I drove through the summer, still based in Vermont but gradually spending more time over the border the land of the White Mountains, which now seemed black with menace, and I felt like a knight riding into battle, a little scared but gleefully ready to take on all foes, natural or supernatural. And time became compressed.

I kept on driving, but in September I was not alone in the car, and this long-haired blue eyed girl/woman with me now in what had become an intense trysting time, she had, by god, one of those mysterious English American supposed upper class accents, and she knew the Wasp world, and her pedigreed mother had set her up for sex with older men when she was still a child, and so she knew these worlds full of fake correct people, and she knew what I was hunting.

We based ourselves at Jason Bacon’s other house, which he called a camp, in a Wasp enclave on Lake Champlain.

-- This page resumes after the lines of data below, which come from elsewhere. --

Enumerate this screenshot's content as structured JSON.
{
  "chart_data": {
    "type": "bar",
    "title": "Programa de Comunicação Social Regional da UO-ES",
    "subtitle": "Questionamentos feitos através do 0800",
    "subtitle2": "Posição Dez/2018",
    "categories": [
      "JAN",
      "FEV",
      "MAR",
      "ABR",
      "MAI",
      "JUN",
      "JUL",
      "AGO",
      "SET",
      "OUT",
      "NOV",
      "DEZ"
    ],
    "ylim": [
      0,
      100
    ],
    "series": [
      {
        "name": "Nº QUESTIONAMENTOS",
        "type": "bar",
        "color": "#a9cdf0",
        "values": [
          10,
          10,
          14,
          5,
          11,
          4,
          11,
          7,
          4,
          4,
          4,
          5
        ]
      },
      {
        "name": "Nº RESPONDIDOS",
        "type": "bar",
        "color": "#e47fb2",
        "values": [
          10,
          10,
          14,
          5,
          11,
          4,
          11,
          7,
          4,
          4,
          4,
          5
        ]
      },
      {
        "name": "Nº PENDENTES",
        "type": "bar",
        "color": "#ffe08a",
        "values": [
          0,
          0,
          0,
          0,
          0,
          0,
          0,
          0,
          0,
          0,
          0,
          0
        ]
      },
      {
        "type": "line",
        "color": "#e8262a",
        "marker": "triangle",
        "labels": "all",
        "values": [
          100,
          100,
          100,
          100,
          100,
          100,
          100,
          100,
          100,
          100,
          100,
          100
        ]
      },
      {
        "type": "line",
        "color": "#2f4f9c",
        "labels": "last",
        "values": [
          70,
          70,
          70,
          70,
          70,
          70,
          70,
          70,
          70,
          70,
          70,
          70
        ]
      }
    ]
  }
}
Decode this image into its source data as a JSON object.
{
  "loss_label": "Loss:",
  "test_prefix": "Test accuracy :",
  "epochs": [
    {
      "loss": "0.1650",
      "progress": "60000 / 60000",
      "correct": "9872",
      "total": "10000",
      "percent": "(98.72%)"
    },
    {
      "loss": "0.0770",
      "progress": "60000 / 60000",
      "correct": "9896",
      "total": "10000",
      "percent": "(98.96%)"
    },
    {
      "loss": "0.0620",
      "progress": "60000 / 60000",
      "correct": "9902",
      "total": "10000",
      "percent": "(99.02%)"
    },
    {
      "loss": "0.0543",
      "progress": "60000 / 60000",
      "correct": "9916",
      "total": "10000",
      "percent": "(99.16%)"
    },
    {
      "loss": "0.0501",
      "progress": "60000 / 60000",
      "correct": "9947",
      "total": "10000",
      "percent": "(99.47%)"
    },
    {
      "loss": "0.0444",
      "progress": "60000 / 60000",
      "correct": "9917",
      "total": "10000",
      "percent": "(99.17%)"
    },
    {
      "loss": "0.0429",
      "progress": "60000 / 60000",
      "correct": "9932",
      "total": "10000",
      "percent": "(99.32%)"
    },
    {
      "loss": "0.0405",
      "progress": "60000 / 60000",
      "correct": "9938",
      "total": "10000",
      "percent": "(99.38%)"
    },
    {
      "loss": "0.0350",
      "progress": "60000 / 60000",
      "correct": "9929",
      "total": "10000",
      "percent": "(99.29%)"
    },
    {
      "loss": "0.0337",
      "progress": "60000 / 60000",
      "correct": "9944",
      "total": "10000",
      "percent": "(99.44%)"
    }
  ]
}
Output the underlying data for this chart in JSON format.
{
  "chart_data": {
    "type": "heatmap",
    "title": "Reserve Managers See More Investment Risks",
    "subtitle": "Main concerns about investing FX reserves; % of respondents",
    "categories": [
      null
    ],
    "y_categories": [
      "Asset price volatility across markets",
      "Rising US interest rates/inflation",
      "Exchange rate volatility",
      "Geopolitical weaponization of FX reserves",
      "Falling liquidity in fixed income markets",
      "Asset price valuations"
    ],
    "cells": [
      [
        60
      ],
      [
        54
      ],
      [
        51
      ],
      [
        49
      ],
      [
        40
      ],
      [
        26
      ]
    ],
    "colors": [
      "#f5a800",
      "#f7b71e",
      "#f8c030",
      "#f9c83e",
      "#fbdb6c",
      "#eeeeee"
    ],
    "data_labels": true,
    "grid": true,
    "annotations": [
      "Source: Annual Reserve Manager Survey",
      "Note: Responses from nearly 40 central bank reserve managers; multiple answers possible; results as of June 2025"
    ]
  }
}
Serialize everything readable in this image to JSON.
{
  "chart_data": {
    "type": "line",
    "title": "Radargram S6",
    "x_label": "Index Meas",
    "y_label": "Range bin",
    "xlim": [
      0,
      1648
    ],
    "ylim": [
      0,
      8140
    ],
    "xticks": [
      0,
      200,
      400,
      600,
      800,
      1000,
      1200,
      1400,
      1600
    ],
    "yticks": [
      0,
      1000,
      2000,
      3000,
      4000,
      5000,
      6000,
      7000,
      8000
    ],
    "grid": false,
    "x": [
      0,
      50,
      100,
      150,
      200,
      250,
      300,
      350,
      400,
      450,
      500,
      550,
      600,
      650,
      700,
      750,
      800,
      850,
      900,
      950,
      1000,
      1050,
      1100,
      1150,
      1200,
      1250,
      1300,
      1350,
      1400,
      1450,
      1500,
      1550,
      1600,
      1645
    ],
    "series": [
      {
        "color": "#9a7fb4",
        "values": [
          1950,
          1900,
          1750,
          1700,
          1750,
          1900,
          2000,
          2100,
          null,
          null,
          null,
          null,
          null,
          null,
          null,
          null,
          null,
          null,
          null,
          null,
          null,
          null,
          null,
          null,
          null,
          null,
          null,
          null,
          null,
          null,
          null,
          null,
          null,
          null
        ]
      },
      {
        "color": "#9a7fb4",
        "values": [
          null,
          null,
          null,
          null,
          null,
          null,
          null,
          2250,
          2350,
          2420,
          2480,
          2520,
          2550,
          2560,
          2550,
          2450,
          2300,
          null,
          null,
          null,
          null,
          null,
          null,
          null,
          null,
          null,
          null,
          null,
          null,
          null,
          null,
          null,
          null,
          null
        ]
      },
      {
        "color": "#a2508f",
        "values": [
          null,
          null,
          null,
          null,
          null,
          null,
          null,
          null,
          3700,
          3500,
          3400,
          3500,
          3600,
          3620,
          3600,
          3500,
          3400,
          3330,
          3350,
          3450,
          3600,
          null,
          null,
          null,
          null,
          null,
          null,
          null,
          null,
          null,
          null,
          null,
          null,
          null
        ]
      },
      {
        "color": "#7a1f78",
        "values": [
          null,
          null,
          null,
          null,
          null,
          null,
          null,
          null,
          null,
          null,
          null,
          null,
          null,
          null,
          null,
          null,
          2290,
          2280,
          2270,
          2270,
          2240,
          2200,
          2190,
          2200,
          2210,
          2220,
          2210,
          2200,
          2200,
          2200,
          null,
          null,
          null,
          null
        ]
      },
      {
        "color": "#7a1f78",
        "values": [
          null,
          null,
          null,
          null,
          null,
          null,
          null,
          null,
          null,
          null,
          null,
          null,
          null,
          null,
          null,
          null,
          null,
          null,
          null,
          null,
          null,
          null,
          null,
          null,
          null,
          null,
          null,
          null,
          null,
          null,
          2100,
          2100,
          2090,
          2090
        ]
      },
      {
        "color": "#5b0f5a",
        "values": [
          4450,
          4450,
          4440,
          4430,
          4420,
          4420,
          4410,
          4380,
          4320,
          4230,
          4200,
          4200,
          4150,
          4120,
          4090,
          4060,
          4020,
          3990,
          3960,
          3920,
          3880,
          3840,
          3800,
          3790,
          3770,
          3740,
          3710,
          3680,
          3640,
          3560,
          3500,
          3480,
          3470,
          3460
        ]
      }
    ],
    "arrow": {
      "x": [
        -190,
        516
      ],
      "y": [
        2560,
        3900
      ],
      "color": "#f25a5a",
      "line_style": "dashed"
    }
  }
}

At first, before it shattered, before betrayal and counter-betrayal – so surprising and so familiar – it was all more like a hopeful kid’s wet dream, she was that good at what we were doing. I stared at her from above and below in wonder as if I had never seen a naked woman before. Maybe not so young as she looked, but young enough to look the way she looked. In bed I could imagine her covered in a 1950s prom gown that was strapless and about to slip down – this dreaming taken place right there in Jason’s camp and played off against her actual nakedness.

And still I was not finished. As the hunt continued and the last part of the year unfolded, in the first snow now, I was back again, this time to rescue my favorite cousin, the one who had been a dancer until they had had to flee New York ahead of the law. My favorite cousin, who was just now back in the mountains, just sprung from a battered women’s shelter in northern Minnesota.